NEW YORK (CNNMoney) — Carpooling is so old-school.
These days, parents are capitalizing on the sharing economy: they’re sending their kids off to activities in Ubers or Lyfts.
But soon, families may feel more comfortable using a service called Shuddle.
Shuddle is like Uber, but it specifically targets families who want extra assurance that their kids — or elderly parents — will be driven to and from activities or appointments safely.
The startup, which launched in October 2014 in San Francisco, announced $9.6 million in new financing on Wednesday.
Its pool of over 200 drivers is all women who are “kid-friendly experts,” according to Shuddle’s website. They’re required to have a clean record, plus have cars that are less than 10 years old, have four doors and pass a 19-point inspection.
Unlike other ride-hailing startups, Shuddle necessitates that rides be scheduled at least 24 hours (but no more than a week) in advance. That lets Shuddle send details like the driver’s bio, headshot and vehicle information.
Parents — whose children must have outgrown a booster seat — set a code word, which the drivers say upon arrival. Parents can track the ride as it’s happening, and once the charge is dropped off, they receive a confirmation.
It costs $9 a month for membership, which is used to cover the driver screening process. Users then pay per ride based on time and distance.
Shuddle CEO and founder Nick Allen is no stranger to ridesharing. He cofounded Uber competitor Sidecar in 2012, before leaving the firm in 2013 to launch Shuddle.

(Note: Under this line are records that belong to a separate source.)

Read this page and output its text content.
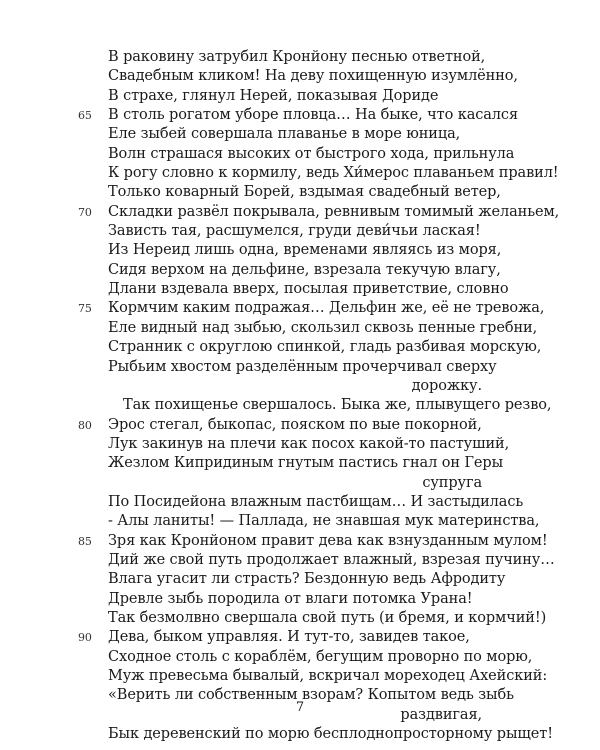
В раковину затрубил Кронйону песнью ответной,
Свадебным кликом! На деву похищенную изумлённо,
В страхе, глянул Нерей, показывая Дориде
65 В столь рогатом уборе пловца… На быке, что касался
Еле зыбей совершала плаванье в море юница,
Волн страшася высоких от быстрого хода, прильнула
К рогу словно к кормилу, ведь Хи́мерос плаваньем правил!
Только коварный Борей, вздымая свадебный ветер,
70 Складки развёл покрывала, ревнивым томимый желаньем,
Зависть тая, расшумелся, груди деви́чьи лаская!
Из Нереид лишь одна, временами являясь из моря,
Сидя верхом на дельфине, взрезала текучую влагу,
Длани вздевала вверх, посылая приветствие, словно
75 Кормчим каким подражая… Дельфин же, её не тревожа,
Еле видный над зыбью, скользил сквозь пенные гребни,
Странник с округлою спинкой, гладь разбивая морскую,
Рыбьим хвостом разделённым прочерчивал сверху
дорожку.
Так похищенье свершалось. Быка же, плывущего резво,
80 Эрос стегал, быкопас, пояском по вые покорной,
Лук закинув на плечи как посох какой-то пастуший,
Жезлом Кипридиным гнутым пастись гнал он Геры
супруга
По Посидейона влажным пастбищам… И застыдилась
- Алы ланиты! — Паллада, не знавшая мук материнства,
85 Зря как Кронйоном правит дева как взнузданным мулом!
Дий же свой путь продолжает влажный, взрезая пучину…
Влага угасит ли страсть? Бездонную ведь Афродиту
Древле зыбь породила от влаги потомка Урана!
Так безмолвно свершала свой путь (и бремя, и кормчий!)
90 Дева, быком управляя. И тут-то, завидев такое,
Сходное столь с кораблём, бегущим проворно по морю,
Муж превесьма бывалый, вскричал мореходец Ахейский:
«Верить ли собственным взорам? Копытом ведь зыбь
раздвигая,
Бык деревенский по морю бесплоднопросторному рыщет!
7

Allen isn’t a parent himself, but at Sidecar, he witnessed families shuttle their kids with the service.
“He discovered that traditional ride-sharing companies aren’t built to handle that customer segment,” wrote RRE venture capitalist Steve Schlaf, whose firm led the investment. “They typically don’t have the right insurance and it’s against their terms of service since passengers must be at least 18 years old.”
It’s a growing niche that Uber investor Bill Gurley addressed during his SXSW keynote.
Gurley said parents are relying on Uber to shuttle their kids around — and are encouraging their teenagers to use the app instead of driving.
And he predicted that more ride-sharing startups will emerge to target specific niches, just as Shuddle is doing.
RRE Ventures — an investor in The Skimm, Venmo and BuzzFeed — is banking on it. Shuddle has raised a total of $12 million. The most recent round will be used to expand Shuddle’s services beyond the Bay Area, where it currently operates.